Story Is Reality, Not Myth

I don't know what the protocol is in America, but here in Australia it's an insult to call our dreaming stories or history "myths and legends". These things are real, not made up. The only myths I know are those western stories about peaceful settlement, European cultural/technological superiority, ethnic stereotypes, etc.

I'll give you some examples close to home of the sophisticated knowledge carried by the Indigenous oral history texts you call "myths". I've heard about coyote story in some American Aboriginal language groups. This is based on randomness, but following complex algorithms that have eluded western chaos theory mathematicians for decades.

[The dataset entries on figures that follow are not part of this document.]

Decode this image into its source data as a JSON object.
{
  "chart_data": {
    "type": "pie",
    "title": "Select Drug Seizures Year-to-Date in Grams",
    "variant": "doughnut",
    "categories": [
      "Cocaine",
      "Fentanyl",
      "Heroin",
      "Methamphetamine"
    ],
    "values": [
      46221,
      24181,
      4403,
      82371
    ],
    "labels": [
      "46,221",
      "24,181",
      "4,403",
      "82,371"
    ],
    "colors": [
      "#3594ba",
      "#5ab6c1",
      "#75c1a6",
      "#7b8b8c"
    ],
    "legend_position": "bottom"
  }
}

The coyote algorithms are an example of what has always been used to inform the selective genetic construction of many Native American crop stocks through rigorously scientific traditional breeding programs, making Indian crops the envy of the world (hence western theft and monopolistation of corn, tomatoes, potatoes etc, you name it, which have since become the staples of the world).

Such advanced Indigenous mathematics tied to so-called "mythology" was also the basis of the famous Navajo Codes used during the Second World War, when American natives were called in to construct codes based on sophisticated smoke signal algorithms. These were far superior to the western ones, and thwarted German attempts to decode intelligence pivotal to the allied victory.

And yet none of this is acknowledged in western history and anthropological texts about Indigenous peoples. Instead we have to sit and endure a foreign academic community patronising us with terms like "mythology", "myths" and "legends".

We don't go around calling Christ stories legends, so why can't these people extend us the same courtesy?